Across the country letting agents say they have seen a huge rise in rental agreements this year with central London witnessing the greatest growth of activity.

Summer is traditionally a busy time for letting agents as graduates, relocated professionals and families moving to prime school catchment areas, vie for rental accommodation.

Tuesday 12 June 2007

London property market still buoyant

The cost of the average London home has risen to just under £350,000, according to the latest FT house price index published on Friday, well above the £200,415 average for the rest of the country, indicating the growing wedge between prices in the capital and the regions.

The FT index, which is based on Land Registry data for England and Wales, shows that, despite four interest rate rises since August 2006, the London property market is still hot. This is in contrast to the rest of the country where house price inflation is subdued.

The cost of an average London home increased by 1.2 per cent in April compared to the previous month, to £343,508. Outside London, there were only three regions in which an average property cost more than £200,000; these were the south-west, the south-east and east Anglia.

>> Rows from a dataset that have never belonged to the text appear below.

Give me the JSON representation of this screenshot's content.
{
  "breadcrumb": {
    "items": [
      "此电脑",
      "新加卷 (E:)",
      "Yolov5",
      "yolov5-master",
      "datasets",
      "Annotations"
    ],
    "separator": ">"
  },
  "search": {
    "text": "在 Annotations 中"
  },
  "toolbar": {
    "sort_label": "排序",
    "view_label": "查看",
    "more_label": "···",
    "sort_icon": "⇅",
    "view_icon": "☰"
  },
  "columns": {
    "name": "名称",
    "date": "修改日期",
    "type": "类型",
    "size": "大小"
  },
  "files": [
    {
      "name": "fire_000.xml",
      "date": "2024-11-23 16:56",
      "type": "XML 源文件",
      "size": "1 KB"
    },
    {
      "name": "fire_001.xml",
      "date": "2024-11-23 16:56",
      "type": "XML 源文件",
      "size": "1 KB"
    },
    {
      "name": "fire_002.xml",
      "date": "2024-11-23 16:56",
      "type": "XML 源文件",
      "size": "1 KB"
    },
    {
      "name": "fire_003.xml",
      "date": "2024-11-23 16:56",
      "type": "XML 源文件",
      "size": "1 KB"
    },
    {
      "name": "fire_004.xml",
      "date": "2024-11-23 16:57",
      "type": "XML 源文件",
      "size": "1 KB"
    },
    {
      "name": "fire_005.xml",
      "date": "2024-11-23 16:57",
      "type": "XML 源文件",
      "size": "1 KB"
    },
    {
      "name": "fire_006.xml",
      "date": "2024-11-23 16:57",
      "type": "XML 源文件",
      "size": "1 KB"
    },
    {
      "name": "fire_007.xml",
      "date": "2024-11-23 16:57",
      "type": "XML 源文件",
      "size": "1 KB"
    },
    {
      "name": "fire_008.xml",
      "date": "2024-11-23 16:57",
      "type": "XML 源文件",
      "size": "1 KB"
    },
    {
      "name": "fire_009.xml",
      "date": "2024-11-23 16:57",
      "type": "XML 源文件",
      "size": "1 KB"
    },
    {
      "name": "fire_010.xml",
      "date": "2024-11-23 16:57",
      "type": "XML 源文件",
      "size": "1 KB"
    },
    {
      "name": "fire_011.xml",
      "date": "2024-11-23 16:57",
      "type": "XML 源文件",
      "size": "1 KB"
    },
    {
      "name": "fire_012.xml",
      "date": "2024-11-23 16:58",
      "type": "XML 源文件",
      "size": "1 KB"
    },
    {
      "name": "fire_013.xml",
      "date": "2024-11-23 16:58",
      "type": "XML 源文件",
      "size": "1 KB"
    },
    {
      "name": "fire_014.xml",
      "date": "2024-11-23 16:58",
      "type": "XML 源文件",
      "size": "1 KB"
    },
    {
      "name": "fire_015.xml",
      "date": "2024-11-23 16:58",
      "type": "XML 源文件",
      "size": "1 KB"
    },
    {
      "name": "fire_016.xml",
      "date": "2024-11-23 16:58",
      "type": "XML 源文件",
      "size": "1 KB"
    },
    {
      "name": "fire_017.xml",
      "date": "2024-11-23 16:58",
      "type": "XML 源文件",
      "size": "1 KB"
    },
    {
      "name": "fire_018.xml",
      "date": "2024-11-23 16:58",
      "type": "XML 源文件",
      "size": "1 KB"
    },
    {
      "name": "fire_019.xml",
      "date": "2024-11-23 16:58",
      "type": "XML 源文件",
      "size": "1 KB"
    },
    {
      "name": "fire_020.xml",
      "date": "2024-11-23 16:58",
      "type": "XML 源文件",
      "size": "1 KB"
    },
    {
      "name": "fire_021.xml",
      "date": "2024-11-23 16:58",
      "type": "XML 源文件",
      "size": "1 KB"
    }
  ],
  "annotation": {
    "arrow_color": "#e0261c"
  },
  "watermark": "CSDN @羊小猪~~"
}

Peter Williams, chairman of Acadametrics, the consultancy which produces the FT index, said London property prices were increasingly out of step with the rest of the country. “It is the material gap between London and everywhere else that remains the most notable feature of the current market, with all that is implied for labour mobility, recruitment and retention,” he said.

House prices for England and Wales grew by 0.5 per cent in May, unchanged from April, putting the cost of the average home at £220,319. The annual rate of growth ticked up to 8.5 per cent from 8.4 per cent in April. In London, the annual rate of growth was much stronger - at 14 per cent in April from 13.8 per cent in March.